Lawyers Putting A Stop To IRS Seizures
Through an IRS seizure, the federal government can collect back taxes that an individual or business may have owed for several years. Various state taxing authorities can seize property as well.
If a taxpayer repeatedly disregards notice from the government regarding unpaid taxes owed, the taxpayer is in jeopardy of losing assets. The IRS can:
- Levy your sources of funds and seize bank accounts
- File a tax lien
- Seek and enforce a judgment against you or your business
- Begin to auction off your assets such as automobiles, homes, and other items of personal and income-producing value
Tax attorneys at Kundra & Associates in Rockville, Maryland, pursue the taxpayers’ legal relief and assistance with strength, integrity and focus.
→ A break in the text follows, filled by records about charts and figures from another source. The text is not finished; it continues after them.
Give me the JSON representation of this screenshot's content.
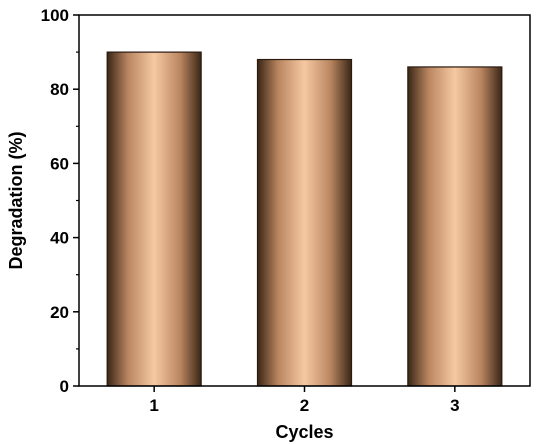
{
  "chart_data": {
    "type": "bar",
    "categories": [
      "1",
      "2",
      "3"
    ],
    "values": [
      90,
      88,
      86
    ],
    "xlabel": "Cycles",
    "ylabel": "Degradation (%)",
    "ylim": [
      0,
      100
    ],
    "yticks": [
      0,
      20,
      40,
      60,
      80,
      100
    ],
    "grid": false,
    "legend": "none",
    "colors": {
      "bar_edge": "#2a1a10",
      "bar_dark": "#3a2616",
      "bar_mid": "#b98560",
      "bar_light": "#f6c9a2",
      "axis": "#000000"
    }
  }
}
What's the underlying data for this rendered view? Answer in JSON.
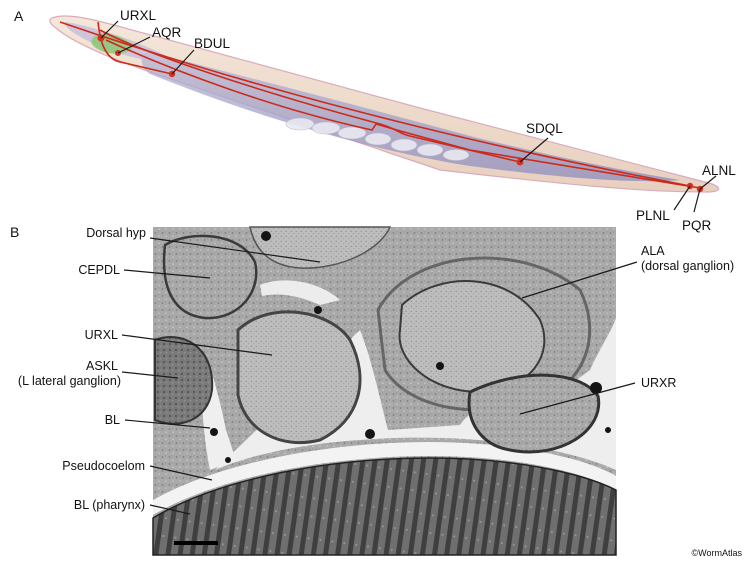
{
  "panel_a": {
    "letter": "A",
    "labels": {
      "urxl": "URXL",
      "aqr": "AQR",
      "bdul": "BDUL",
      "sdql": "SDQL",
      "alnl": "ALNL",
      "plnl": "PLNL",
      "pqr": "PQR"
    },
    "colors": {
      "neuron": "#cc2a1a",
      "body": "#efd9c8",
      "pharynx": "#c6c0dc",
      "intestine": "#9fa0c8",
      "head": "#8fc77b"
    }
  },
  "panel_b": {
    "letter": "B",
    "left_labels": {
      "dorsal_hyp": "Dorsal hyp",
      "cepdl": "CEPDL",
      "urxl": "URXL",
      "askl_1": "ASKL",
      "askl_2": "(L lateral ganglion)",
      "bl": "BL",
      "pseudocoelom": "Pseudocoelom",
      "bl_pharynx": "BL (pharynx)"
    },
    "right_labels": {
      "ala_1": "ALA",
      "ala_2": "(dorsal ganglion)",
      "urxr": "URXR"
    }
  },
  "credit": "©WormAtlas"
}
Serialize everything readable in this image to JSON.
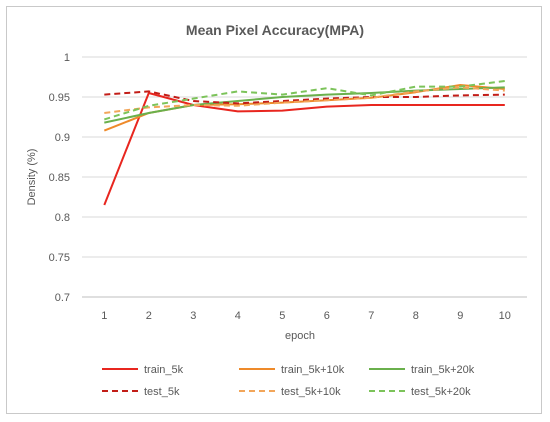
{
  "chart_data": {
    "type": "line",
    "title": "Mean Pixel Accuracy(MPA)",
    "xlabel": "epoch",
    "ylabel": "Density (%)",
    "x": [
      1,
      2,
      3,
      4,
      5,
      6,
      7,
      8,
      9,
      10
    ],
    "ylim": [
      0.7,
      1
    ],
    "yticks": [
      "0.7",
      "0.75",
      "0.8",
      "0.85",
      "0.9",
      "0.95",
      "1"
    ],
    "grid": "horizontal",
    "legend": "bottom",
    "series": [
      {
        "name": "train_5k",
        "color": "#e8261f",
        "dash": "solid",
        "values": [
          0.815,
          0.955,
          0.94,
          0.932,
          0.933,
          0.938,
          0.94,
          0.94,
          0.94,
          0.94
        ]
      },
      {
        "name": "train_5k+10k",
        "color": "#ee8a2a",
        "dash": "solid",
        "values": [
          0.908,
          0.93,
          0.94,
          0.941,
          0.943,
          0.946,
          0.949,
          0.956,
          0.965,
          0.96
        ]
      },
      {
        "name": "train_5k+20k",
        "color": "#6ab04c",
        "dash": "solid",
        "values": [
          0.918,
          0.93,
          0.94,
          0.945,
          0.95,
          0.953,
          0.955,
          0.958,
          0.96,
          0.962
        ]
      },
      {
        "name": "test_5k",
        "color": "#c21d17",
        "dash": "dashed",
        "values": [
          0.953,
          0.957,
          0.945,
          0.942,
          0.945,
          0.948,
          0.95,
          0.95,
          0.952,
          0.953
        ]
      },
      {
        "name": "test_5k+10k",
        "color": "#f2a65a",
        "dash": "dashed",
        "values": [
          0.93,
          0.937,
          0.94,
          0.939,
          0.943,
          0.946,
          0.949,
          0.957,
          0.962,
          0.958
        ]
      },
      {
        "name": "test_5k+20k",
        "color": "#7cc35a",
        "dash": "dashed",
        "values": [
          0.922,
          0.939,
          0.948,
          0.957,
          0.953,
          0.961,
          0.952,
          0.963,
          0.963,
          0.97
        ]
      }
    ]
  }
}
Focused exclusively on tax law, we find solutions for our clients.
We also represent business owners threatened with tax liens.
Call an experienced IRS seizures attorney at 301-637-8130 for pointed and precise representation.
Are You At Risk Of Losing Your Home And Assets?
Regarding IRS seizure of property, it is important to note that state homestead laws do not protect taxpayers from an IRS tax lien. For example, when one spouse has not paid taxes due and a lien is filed, the IRS can force the sale of the house to satisfy payment. Essentially, half of the remaining proceeds from the forced sale of the home will go toward the tax liability, and the remaining half is given to the other spouse.